De-Worming in Developing Countries as a Feasible and Affordable Means to Fight Co-Endemic Infectious Diseases
Zvi Bentwich1, Rachel Horner1, Gadi Borkow*, 2
Identifiers and Pagination:Year: 2010
First Page: 97
Last Page: 103
Publisher Id: TOBIOJ-3-97
Article History:Received Date: 10/12/2009
Revision Received Date: 14/02/2010
Acceptance Date: 15/02/2010
Electronic publication date: 08/9/2010
Collection year: 2010
open-access license: This is an open access article distributed under the terms of the Creative Commons Attribution 4.0 International Public License (CC-BY 4.0), a copy of which is available at: https://creativecommons.org/licenses/by/4.0/legalcode. This license permits unrestricted use, distribution, and reproduction in any medium, provided the original author and source are credited.
Approximately one-third of humanity, especially in developing countries, is infected with parasitic roundworms or flatworms, collectively known as helminth parasites.
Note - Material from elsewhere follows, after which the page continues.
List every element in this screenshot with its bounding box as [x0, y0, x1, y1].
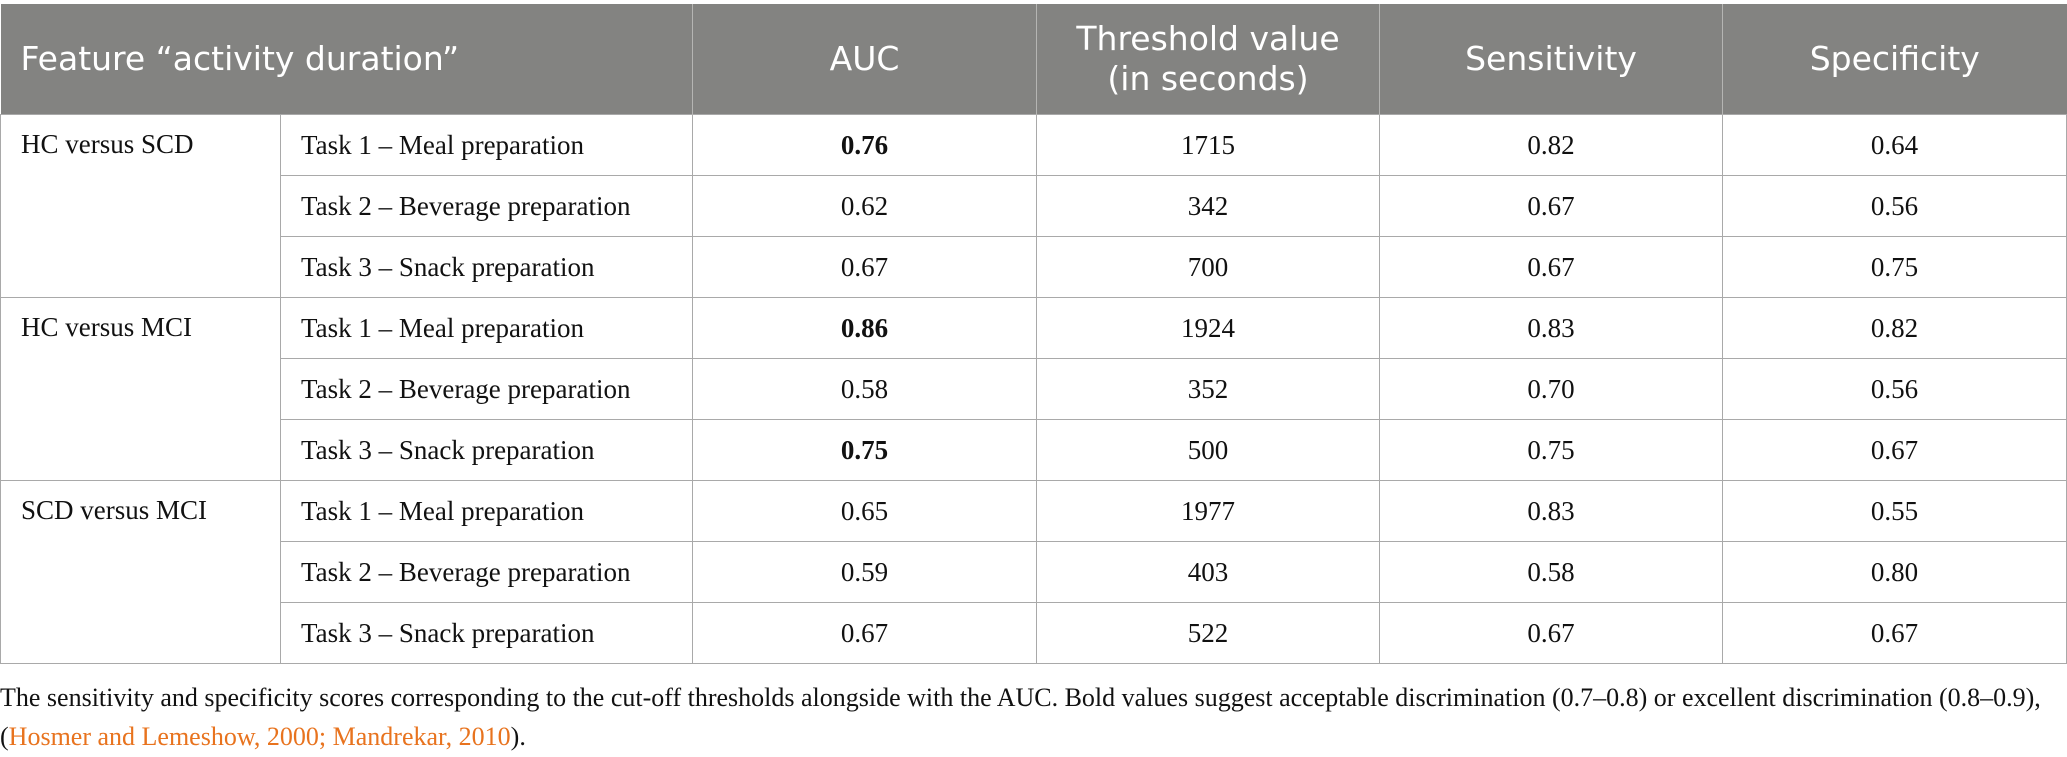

These infections cause severe diseases, delayed physical development and mortality. A person in helminth endemic areas may be infected with these parasites all his life. These parasitic infections coincide with many other infectious diseases, such as malaria, tuberculosis and HIV. Treatment of these parasitic infections is relatively easy. In some cases a single dose of anti-parasitic treatment suffices. This paper briefly reviews the effects that helminthic infections have on other infectious diseases; on chronic non-transmittable diseases and discusses the potential benefits that de-worming may have on the overall morbidity and mortality associated with these diseases in developing countries, as well as on the effect de-worming may have on vaccination efficacy. We conclude that successful mass de-worming is essential for the reduction of the morbidity associated with these infections and may be a feasible and affordable means to combat other infectious diseases, such as HIV, malaria and tuberculosis. Furthermore, without it, HIV, malaria and TB vaccines may fail to confer protection in helminth endemic areas.